Furthermore, the pain does go away like a stomachache. The so called Mid-life crisis is turning more into a ‘young adult’ crisis now with suicide rates hitting the roof and most diseases in the world today mentally induced or cured in psychiatric wards.

The basis of trust between people is eroding and less and less people are opening up to one another. By failing to open up to others, the lonely symptoms spring up as other people will not open up to you if you do not open yourself to others first.

It is said that if you want to be surrounded by friends, be a friend to others first.

Love – The Verb, Not The Feeling

Love, or rather the lack of it constitutes the loneliness breeding in a person’s heart. It is a scary fact to note that we are largely shaped by others (remember the sum of five people we spend most of our time with) who hold our destiny in THEIR hands.

We are what we are today – a product of those who loved us or have refused to love us.

Love gives life to others. But what is most important is to remember is that in order to love someone else effectively, we must love ourselves first! You can’t give what you don’t have!

You may think you ‘love’ a beautiful girl or a handsome guy if you don’t love yourself (there is a song that goes: I am nobody until I met you or my life is meaningless until you came into the picture) but that is not love.

You may admire that person because he or she is good looking, you may worship that person because you think he or she is better, you may even sacrifice your life for him or her for your own selfish, self-gratifying ego, but you do not love.

Love is a verb. It is an action. The feeling of ‘love’ is actually a product of the verb or action. By loving yourself first, it forms the basis or foundation by which you love others without which it is merely a baseless act of self-deception that appears to be loving.

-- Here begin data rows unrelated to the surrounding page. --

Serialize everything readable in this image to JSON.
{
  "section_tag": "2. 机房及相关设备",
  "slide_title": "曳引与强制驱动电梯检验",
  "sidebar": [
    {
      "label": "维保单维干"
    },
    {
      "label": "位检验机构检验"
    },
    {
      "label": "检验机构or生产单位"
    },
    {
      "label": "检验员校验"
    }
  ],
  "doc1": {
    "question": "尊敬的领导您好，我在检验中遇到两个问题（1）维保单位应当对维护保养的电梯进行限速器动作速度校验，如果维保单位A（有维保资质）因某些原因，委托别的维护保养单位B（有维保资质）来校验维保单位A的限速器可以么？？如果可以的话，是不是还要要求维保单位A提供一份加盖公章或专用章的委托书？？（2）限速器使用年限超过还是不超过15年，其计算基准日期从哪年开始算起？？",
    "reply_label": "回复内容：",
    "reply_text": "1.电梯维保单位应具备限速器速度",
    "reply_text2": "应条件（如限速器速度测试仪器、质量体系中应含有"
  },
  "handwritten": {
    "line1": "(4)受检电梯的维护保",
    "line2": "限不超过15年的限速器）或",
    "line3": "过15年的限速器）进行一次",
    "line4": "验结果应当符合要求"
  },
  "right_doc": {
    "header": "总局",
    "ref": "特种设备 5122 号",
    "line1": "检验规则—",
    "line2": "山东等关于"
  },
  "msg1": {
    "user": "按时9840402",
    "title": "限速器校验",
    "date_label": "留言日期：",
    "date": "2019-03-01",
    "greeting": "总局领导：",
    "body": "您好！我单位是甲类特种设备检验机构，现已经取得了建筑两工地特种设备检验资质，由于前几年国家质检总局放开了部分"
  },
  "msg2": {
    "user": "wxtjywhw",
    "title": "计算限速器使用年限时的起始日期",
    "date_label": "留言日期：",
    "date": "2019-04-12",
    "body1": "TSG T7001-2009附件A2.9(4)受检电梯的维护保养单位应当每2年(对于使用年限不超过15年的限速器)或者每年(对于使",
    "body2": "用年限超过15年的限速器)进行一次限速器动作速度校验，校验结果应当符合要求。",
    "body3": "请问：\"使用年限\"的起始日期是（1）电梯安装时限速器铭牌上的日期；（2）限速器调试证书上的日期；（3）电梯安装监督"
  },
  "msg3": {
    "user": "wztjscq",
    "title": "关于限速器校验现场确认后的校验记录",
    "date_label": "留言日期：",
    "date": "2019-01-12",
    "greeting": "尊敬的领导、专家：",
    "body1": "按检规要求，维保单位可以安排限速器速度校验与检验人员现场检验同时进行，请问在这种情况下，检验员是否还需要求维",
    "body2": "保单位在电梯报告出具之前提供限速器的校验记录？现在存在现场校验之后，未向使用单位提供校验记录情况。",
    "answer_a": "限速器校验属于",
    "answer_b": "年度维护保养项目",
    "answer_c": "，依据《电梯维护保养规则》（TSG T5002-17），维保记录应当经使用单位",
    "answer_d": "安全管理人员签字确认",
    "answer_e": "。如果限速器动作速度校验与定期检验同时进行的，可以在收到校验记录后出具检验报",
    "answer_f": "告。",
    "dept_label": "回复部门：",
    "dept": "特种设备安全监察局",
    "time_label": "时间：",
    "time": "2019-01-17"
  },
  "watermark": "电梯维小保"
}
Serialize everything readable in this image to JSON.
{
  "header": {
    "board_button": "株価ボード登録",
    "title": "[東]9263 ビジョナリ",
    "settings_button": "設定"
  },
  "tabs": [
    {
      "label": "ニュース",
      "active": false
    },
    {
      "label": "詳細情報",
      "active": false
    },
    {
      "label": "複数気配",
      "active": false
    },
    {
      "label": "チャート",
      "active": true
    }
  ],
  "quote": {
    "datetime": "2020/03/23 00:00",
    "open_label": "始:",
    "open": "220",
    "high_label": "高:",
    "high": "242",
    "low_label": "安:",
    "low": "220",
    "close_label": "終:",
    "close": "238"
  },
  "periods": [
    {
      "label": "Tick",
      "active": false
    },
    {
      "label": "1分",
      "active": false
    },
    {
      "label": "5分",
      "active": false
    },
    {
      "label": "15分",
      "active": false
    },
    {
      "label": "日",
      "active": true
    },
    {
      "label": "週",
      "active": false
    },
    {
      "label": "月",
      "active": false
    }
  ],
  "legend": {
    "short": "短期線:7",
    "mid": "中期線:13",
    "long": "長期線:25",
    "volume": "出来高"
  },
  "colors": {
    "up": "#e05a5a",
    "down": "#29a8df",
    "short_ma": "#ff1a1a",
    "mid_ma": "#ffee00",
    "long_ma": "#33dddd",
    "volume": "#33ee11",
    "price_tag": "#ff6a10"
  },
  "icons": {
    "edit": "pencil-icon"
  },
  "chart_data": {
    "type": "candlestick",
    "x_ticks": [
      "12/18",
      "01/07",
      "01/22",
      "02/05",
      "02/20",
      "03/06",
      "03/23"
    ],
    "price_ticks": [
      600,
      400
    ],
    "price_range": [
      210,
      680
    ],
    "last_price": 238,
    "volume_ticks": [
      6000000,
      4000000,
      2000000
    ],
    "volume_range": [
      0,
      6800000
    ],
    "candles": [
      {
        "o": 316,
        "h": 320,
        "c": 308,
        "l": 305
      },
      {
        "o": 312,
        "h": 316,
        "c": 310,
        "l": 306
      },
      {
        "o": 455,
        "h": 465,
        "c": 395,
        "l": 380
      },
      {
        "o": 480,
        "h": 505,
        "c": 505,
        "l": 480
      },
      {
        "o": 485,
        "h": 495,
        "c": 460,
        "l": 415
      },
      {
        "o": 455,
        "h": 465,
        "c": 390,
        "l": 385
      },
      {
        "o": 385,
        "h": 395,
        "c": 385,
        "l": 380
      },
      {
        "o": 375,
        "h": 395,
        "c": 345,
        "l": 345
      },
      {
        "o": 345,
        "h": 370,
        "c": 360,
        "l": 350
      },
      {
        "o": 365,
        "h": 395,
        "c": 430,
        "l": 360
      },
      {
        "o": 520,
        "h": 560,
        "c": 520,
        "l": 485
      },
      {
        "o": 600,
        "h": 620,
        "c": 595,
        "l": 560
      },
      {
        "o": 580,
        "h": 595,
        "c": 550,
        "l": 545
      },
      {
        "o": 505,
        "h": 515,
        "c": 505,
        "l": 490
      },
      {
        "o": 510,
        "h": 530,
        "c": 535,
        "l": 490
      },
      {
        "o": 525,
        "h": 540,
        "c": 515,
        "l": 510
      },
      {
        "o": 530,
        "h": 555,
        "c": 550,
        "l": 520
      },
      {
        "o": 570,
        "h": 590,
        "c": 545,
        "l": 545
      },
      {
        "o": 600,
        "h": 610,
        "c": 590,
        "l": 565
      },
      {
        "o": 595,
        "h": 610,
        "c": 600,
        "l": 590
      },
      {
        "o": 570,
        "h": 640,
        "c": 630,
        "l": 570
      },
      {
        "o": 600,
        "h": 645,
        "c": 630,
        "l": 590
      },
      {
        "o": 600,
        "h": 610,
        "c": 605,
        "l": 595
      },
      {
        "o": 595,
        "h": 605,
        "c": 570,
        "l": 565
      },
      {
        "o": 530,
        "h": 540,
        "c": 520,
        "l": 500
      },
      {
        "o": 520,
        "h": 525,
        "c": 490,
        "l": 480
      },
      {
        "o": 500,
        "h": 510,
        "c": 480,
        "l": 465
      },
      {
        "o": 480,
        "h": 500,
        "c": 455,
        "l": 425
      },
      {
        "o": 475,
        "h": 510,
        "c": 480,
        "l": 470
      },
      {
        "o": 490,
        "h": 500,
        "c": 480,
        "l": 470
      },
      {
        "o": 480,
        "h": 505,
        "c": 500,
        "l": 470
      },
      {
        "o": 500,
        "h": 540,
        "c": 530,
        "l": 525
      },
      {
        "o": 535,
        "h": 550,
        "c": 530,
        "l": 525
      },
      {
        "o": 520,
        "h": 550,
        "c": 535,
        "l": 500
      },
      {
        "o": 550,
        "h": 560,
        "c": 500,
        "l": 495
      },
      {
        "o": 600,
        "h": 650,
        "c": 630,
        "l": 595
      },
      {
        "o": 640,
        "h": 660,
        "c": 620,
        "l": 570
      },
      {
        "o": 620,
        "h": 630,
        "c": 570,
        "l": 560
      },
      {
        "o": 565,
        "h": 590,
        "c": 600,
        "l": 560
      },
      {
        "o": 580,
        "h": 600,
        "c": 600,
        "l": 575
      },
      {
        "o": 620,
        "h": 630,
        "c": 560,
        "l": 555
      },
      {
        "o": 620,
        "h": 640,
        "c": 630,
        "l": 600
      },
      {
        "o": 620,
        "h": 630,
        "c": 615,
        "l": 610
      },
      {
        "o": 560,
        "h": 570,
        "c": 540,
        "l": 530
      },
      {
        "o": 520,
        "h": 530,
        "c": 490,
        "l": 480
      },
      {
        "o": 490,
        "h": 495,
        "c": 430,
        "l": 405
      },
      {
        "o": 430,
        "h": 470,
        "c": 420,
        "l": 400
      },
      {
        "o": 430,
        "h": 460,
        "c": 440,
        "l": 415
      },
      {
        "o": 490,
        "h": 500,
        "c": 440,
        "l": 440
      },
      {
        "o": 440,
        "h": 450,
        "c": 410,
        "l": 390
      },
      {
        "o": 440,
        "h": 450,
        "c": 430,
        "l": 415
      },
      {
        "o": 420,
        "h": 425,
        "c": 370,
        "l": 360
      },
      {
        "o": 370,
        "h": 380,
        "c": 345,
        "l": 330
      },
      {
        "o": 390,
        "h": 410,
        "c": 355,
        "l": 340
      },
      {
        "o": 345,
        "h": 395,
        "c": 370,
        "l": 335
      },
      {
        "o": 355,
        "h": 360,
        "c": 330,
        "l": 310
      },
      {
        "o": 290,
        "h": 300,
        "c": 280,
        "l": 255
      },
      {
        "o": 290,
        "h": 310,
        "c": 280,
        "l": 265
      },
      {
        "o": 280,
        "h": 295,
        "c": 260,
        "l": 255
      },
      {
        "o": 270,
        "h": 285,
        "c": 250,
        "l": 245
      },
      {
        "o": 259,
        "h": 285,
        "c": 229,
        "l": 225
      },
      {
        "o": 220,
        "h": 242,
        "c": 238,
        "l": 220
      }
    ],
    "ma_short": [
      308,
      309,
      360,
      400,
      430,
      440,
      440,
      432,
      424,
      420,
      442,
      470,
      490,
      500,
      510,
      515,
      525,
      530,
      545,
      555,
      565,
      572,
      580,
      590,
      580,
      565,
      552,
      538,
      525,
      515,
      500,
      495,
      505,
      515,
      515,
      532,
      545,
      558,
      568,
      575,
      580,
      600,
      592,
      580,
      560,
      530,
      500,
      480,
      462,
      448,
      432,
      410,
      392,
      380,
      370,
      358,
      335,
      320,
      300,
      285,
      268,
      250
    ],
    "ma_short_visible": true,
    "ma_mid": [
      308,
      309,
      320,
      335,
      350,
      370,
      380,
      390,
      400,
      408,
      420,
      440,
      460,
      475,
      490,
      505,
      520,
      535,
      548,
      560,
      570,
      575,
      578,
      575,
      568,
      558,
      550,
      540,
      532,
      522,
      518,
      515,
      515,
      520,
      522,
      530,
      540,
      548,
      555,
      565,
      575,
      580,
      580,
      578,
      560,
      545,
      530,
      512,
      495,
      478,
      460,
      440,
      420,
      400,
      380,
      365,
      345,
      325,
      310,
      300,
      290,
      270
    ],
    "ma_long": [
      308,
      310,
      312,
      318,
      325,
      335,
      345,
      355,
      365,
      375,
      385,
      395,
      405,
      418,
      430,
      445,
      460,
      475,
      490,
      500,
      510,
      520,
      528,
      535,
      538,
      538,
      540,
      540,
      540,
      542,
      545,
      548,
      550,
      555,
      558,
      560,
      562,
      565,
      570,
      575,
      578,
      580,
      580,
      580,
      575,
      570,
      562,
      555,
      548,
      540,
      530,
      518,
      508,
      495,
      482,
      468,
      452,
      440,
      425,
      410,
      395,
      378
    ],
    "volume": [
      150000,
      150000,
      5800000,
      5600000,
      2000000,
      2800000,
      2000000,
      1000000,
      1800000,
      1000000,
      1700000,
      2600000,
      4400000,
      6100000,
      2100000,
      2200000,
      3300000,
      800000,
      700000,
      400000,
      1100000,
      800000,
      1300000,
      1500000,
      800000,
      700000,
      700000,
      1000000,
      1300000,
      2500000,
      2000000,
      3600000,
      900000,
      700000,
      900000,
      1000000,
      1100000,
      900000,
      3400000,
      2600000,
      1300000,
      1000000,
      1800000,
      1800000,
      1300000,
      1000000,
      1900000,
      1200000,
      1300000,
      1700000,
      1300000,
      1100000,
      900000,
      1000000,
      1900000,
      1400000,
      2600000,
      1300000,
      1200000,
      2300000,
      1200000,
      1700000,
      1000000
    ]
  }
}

But how do we love ourselves if we have never been loved? In the next chapter we will explore this area.

Learning How to Love

How do I take the first step to deal with loneliness? By learning to love. But first we must examine the paradox to love.

When we are lonely, we feel like we are in an unbearable prison. By its very nature of loneliness is just like the stomach ache – the attention centers only on ourselves. So we try and fill this emptiness by finding others who will give us that very love we need.

People often try to do things for others to gain their love. They barter trade favors with each other thinking that they are loving people. We know that our loneliness can only be filled by the love of others and therefore we must feel loved by others.

The paradox of love is this:

If we seek to fill the void of our own loneliness in seeking love from others, we will inevitably find no consolation but only a deeper desolation. In other words, if we seek the love that we need, we will never find it.

When a person orients his life towards the satisfaction of his own needs, when he goes out to seek the love which he needs, he is basically self-centered, no matter how pitiful he is. As long as he focuses on himself, his ability to love will always remain stunted.

What is the solution then?

If a person seeks not to receive love, but rather to give it without strings attached, he will become lovable and he will most certainly be loved by others in the end.

We must stop being concerned with ourselves and begin to be concerned with others. Beginning with the end in mind – which focuses the results of the act of love others without concerned with self-gain, is the first step to gaining love and easing the pain of loneliness.

Every single person on earth has some capacity to love.

We all have some ability to focus the attention off ourselves to the needs and concern of others. It is the extent that we are willing to give, are we able to receive that amount of love from others.

Deciding to love others with no strings attached is like a donation (we don’t expect anything in return, not even a satisfied ego or relieved guilt), not a barter trade. When we ask others, “What have you done for me?” we have failed to love.

Even if at the beginning you are only able to love little, you will be loved little. That very love will empower you to grow and produce more love and in return receive greater love from others.

But always remember that in making this self-donation or self-sacrifice, our minds must always be focused away from ourselves or it wouldn’t work.